Montessori
Maria Montessori: onze inspiratie
Montessori werd geboren in 1870. Zij was de eerste vrouwelijke arts in Italië en werd hoogleraar aan de universiteit van Rome. In opdracht van de regering stichtte zij in de sloppenwijken van Rome haar "Casa dei Bambini", waarin kinderen, van wie beide ouders buitenshuis moesten werken, opgevangen en begeleid werden. De daarbij door haar gebruikte methode had zoveel succes, dat deze gaandeweg steeds meer toepassing vond. Vanaf 1909 is Maria Montessori cursussen en lezingen en publicaties gaan geven over haar visie en uitgangspunten.
Centraal in haar ideeën over de begeleiding van kinderen naar volwassenheid staat datgene, wat het kind zelf doet. Door zorgvuldige observatie leerde zij deze behoeften onderkennen. Het was de combinatie van vrijheid, zelfdiscipline, werklust en prestaties van de kinderen die zij begeleidde, die door iedereen bewonderd werd en al gauw navolging vond in de oprichting van Montessorischolen. In 1916 startte in Den Haag de eerste Nederlandse Montessorischool.
Deze visie blijkt nog steeds zeer actueel te zijn en vindt nog steeds veel navolging, hetgeen blijkt uit de nog steeds verdere groei van het montessori-onderwijs. Nederland telt thans zo'n tweehonderd Montessorischolen, waaronder ook scholen voor Voortgezet Onderwijs.Maria Montessori bracht haar laatste levensjaren door in Nederland en overleed in 1952 te Noordwijk.

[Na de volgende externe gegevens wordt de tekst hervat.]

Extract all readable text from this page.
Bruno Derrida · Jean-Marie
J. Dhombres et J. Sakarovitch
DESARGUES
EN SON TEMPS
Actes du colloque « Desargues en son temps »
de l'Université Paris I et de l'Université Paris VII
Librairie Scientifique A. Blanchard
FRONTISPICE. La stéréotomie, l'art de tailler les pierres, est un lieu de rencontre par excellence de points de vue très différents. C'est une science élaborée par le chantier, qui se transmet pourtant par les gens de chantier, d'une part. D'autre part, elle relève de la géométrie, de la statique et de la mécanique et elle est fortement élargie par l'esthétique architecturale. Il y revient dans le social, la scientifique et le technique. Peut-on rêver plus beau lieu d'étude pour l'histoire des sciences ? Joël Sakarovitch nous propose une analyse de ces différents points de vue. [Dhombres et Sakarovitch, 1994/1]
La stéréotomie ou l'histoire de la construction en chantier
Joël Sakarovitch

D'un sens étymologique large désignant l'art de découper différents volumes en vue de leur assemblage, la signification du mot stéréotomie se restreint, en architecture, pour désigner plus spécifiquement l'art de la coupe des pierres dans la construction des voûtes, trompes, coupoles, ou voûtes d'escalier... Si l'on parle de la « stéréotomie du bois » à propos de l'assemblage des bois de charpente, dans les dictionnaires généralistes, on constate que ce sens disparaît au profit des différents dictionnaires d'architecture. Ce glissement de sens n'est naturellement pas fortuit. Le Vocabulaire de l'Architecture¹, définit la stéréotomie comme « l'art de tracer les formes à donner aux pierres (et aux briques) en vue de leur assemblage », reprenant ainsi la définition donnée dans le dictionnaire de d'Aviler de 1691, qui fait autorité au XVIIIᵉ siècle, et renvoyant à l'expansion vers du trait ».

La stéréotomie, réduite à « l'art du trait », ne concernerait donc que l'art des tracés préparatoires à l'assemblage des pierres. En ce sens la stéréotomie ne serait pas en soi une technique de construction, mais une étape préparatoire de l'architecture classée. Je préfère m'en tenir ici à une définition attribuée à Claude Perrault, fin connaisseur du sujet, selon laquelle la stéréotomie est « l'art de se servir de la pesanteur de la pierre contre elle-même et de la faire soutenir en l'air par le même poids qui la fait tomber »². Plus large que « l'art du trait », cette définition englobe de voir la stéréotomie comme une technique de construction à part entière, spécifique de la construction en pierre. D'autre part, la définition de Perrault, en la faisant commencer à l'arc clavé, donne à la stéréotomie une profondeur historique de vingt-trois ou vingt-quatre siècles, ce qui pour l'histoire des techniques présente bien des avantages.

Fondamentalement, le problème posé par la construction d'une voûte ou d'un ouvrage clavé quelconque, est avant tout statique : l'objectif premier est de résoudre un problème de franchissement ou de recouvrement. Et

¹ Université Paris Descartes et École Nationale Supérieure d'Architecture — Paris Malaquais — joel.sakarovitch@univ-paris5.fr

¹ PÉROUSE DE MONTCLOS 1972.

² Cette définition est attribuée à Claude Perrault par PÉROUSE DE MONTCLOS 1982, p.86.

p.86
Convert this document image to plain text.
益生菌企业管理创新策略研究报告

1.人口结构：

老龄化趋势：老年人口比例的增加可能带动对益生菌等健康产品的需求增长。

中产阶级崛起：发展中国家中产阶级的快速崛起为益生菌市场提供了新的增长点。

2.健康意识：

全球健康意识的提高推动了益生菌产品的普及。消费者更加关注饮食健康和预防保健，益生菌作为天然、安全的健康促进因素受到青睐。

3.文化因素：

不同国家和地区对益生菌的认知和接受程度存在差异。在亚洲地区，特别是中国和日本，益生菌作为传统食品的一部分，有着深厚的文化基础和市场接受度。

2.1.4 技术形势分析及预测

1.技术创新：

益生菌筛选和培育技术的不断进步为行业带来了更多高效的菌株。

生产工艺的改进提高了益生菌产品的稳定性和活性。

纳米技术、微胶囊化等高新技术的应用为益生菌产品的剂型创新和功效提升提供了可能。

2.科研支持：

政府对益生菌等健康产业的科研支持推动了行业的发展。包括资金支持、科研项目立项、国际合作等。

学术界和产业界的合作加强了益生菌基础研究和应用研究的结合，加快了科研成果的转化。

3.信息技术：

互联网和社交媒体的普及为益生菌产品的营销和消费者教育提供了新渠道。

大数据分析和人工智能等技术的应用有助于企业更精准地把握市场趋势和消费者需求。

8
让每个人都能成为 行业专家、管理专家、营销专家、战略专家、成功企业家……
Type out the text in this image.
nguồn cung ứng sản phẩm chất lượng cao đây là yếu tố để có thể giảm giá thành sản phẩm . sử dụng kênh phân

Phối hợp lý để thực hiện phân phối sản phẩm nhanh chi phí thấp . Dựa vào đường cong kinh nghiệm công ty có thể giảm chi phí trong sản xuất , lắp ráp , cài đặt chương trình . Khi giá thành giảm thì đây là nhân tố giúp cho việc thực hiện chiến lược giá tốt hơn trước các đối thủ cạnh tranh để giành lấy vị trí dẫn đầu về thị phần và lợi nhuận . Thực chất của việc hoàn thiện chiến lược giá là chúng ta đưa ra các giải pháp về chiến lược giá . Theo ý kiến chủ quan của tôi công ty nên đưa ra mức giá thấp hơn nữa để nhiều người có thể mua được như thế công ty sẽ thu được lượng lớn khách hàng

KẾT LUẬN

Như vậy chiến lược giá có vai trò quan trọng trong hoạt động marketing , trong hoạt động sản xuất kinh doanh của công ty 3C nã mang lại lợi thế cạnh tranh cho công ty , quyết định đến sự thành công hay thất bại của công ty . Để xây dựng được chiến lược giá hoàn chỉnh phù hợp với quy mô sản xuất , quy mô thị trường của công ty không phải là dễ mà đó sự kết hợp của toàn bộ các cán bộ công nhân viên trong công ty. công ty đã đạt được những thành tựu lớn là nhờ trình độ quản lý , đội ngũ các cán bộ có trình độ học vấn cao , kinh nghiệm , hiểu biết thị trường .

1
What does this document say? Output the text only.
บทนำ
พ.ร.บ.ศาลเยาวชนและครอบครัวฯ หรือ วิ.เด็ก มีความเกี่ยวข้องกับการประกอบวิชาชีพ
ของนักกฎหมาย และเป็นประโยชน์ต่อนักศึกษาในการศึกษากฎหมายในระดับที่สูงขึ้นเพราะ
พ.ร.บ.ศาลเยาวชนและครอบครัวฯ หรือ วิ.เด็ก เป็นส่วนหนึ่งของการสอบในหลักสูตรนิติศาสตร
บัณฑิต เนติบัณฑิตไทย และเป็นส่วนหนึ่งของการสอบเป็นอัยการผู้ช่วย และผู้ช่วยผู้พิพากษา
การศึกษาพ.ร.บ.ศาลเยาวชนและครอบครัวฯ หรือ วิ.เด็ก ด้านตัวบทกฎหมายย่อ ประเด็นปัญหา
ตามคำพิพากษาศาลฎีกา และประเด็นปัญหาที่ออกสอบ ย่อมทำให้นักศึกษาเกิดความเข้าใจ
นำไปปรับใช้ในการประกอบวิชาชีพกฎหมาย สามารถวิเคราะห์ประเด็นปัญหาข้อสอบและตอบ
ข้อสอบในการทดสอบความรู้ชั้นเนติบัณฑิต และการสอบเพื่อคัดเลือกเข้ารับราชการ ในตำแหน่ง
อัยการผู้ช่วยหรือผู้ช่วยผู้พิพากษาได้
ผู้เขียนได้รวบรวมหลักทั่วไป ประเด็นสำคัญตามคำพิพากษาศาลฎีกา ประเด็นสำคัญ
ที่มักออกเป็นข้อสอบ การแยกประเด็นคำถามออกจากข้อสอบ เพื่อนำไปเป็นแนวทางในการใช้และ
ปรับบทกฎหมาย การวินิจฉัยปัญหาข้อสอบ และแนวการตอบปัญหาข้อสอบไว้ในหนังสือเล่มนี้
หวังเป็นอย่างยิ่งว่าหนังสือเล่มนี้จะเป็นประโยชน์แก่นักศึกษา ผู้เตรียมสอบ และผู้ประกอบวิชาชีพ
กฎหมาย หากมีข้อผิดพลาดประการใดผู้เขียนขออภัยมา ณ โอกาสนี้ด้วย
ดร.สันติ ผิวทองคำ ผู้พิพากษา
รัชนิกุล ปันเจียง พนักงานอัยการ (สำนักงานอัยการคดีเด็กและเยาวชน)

Uitgangspunten van het Montessorionderwijs Montessori-onderwijs is in sterke mate individueel onderwijs.Kinderen verschillen in aanleg en karakter. Elk kind moet de mogelijkheid geboden worden zich naar eigen aanleg en tempo te ontwikkelen.Montessori-onderwijs staat er borg voor dat elke individuele leerling een ononderbroken ontwikkelingsproces kan doorlopen. Naast de cognitieve ontwikkeling richt het onderwijs zich nadrukkelijk ook op de emotionele, sociale, culturele, creatieve en lichamelijke ontplooiing van elk kind.
Een belangrijke veronderstelling, die binnen het Montessorionderwijs wordt gemaakt, is dat de opvoeding in de allereerste plaats "zelfopvoeding" moet zijn. In de woorden "Leer mij het zelf te doen" is dan ook de kern vervat van wat montessori-opvoeding en montessori-onderwijs inhouden. Montessori ontdekte, dat het kind van nature uitermate actief is en zich "al doende" en "op eigen kracht" ontplooit.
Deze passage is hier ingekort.